Dalam memproses kasus tersebut, Kabid Humas menegaskan penyidik juga memperhatikan ketentuan Undang-Undang TPKS yaitu Pasal 22 antara lain menyebutkan penyidik, penuntut umum dan hakim melakukan pemeriksaan terhadap saksi, korban tetap menjunjung tinggi HAM, kehormatan, martabat tanpa intimidasi.
“Polda Maluku merasa simpati kepada pelapor sebagai seorang wanita yang datang melaporkan kasus itu. Sejak awal kami sudah berusaha mengungkap kasus ini karena menghormati dan melindungi yang bersangkutan sebagai wanita yang mencari keadilan,” ujarnya.
Polda Maluku, lanjut Ohoirat, sedari awal ingin mengungkap kasus ini secara terang benderang. Namun Polda juga menyayangkan pelapor mencabut laporannya dan sudah tidak lagi kooperatif dalam proses-proses hukum yang sementara berjalan.
“Penyidik tetap menghormati hak pelapor tetapi seharusnya kooperatif karena pelapor sendiri yang mengangkat kasus dan melaporkan secara resmi untuk ditindaklanjuti, dan kemudian menjadi sorotan masyarakat luas,” sebutnya.
Kabid Humas menambahkan, Polda juga mendorong agar pencabutan perkara tidak hanya melalui surat tapi juga hadir secara resmi baik pelapor dan keluarganya, atau penasihat hukumnya ke Polda untuk dibuatkan berita acara pencabutan laporannya, sehingga jelas alasan pencabutan kasusnya tersebut.
Pernyataan JMS
Terpisah sejumlah aktivis, LSM maupun pemerhati kekerasan terhadap perempuan dan anak, serta pendamping korban saat pelaporan, yang tergabung dalam Jaringan Masyarakat Sipil (JMS) Kawal UU TPKS dan Gerak Bersama Perempuan Maluku Untuk Kasus Kekerasan Seksual oleh Bupati Malra, menggelar aksi, menuntut pihak kepolisian untuk segera lindungi korban dari intimidasi.

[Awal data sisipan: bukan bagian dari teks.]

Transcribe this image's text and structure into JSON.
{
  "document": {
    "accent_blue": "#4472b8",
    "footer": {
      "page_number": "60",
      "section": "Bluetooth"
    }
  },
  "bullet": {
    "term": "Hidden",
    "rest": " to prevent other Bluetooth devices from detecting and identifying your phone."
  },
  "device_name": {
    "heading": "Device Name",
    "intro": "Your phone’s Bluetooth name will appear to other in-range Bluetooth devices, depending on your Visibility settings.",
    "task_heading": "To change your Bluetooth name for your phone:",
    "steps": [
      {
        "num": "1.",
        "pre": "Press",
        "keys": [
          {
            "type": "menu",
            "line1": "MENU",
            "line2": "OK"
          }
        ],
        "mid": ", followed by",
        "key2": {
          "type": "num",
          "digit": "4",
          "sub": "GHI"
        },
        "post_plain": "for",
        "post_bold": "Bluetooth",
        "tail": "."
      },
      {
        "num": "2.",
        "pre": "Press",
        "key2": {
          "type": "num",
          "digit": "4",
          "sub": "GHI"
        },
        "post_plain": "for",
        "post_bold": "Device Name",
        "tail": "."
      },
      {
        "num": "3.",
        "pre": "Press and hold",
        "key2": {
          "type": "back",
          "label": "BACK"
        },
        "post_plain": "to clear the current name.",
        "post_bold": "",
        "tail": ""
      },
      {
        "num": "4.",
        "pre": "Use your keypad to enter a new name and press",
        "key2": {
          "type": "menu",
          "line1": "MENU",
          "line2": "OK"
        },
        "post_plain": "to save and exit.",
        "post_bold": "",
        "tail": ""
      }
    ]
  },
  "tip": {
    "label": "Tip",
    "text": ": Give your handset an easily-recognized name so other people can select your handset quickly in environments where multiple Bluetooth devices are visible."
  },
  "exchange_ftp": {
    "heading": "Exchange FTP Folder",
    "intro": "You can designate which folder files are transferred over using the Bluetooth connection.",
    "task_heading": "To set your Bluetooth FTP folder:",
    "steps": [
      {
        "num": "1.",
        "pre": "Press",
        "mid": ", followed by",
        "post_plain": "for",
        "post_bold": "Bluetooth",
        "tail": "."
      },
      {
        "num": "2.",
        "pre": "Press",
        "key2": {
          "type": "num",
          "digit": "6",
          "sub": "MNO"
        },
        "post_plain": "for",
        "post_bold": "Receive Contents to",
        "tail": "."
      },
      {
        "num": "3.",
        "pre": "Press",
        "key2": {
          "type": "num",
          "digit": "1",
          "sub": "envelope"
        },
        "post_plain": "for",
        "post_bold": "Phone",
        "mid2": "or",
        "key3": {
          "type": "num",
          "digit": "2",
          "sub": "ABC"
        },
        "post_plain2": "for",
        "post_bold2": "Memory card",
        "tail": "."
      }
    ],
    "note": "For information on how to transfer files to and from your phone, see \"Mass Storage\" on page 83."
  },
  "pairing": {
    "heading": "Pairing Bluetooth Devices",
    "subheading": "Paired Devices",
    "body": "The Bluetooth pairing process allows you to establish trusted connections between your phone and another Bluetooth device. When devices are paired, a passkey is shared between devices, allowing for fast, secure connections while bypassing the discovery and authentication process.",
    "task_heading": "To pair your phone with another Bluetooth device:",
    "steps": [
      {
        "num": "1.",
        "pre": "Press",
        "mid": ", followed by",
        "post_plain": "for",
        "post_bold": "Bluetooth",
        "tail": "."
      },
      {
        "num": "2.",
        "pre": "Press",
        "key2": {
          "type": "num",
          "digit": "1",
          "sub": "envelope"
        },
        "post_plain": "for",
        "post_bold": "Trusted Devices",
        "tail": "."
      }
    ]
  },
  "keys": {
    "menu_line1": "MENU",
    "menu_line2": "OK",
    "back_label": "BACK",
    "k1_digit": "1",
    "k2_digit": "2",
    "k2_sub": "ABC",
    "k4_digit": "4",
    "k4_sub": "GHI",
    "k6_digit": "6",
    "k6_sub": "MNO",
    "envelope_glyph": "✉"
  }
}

JMS dalam pernyataan sikapnya di Monumen Martha Christina Tiahahu, Selasa (12/9) sore merasa sangat prihatin dengan adanya dugaan intimidasi dari terduga pelaku terhadap korban.
“Tanggal 11 September 2023 pelaku bersiasat menikahi korban secara siri dan memberikan mahar 1 miliar untuk melarikan diri dari pertanggungjawaban hukum. Dalam relasi kuasa yang tidak setara, korban berada dalam keadaan terpaksa menikah dengan pelaku,” ungkap Koordinator aksi, Lusi Peilouw saat membacakan pernyataan sikap.
Dijelaskan, berdasarkan Pasal 10 UU Nomor 12 Tahun 2022 tentang Tindak Pidana Kekerasan Seksual menegaskan, pelaku perkawinan paksa dapat dipidana penjara paling lama sembilan tahun.
Dikatakan, pada 1 September 2023, pihaknya mendampingi korban membuat laporan polisi di SPKT Polda Maluku. Polda telah melakukan visum et repertum pada korban dan kasus masuk tahap penyelidikan.
Namun karena korban diduga mengalami intimidasi dari terduga pelaku, maka pada tanggal 6 September 2023 keluarga menyampaikan surat permohonan menarik laporan polisi kepada Polda Maluku.
“Sejak saat itu pula, keluarga tidak bersedia untuk korban didampingi oleh pendamping dan pendamping tidak berkontak sama sekali dengan korban,” paparnya.
Dia menegaskan, kekerasan seksual yang dilakukan oleh terduga pelaku seorang pejabat publik dengan memaksa korban untuk memenuhi hasrat seksualnya terjadi hingga berulang, harus menjadi perhatian bersama sebagai wujud dari urgensi UU TPKS.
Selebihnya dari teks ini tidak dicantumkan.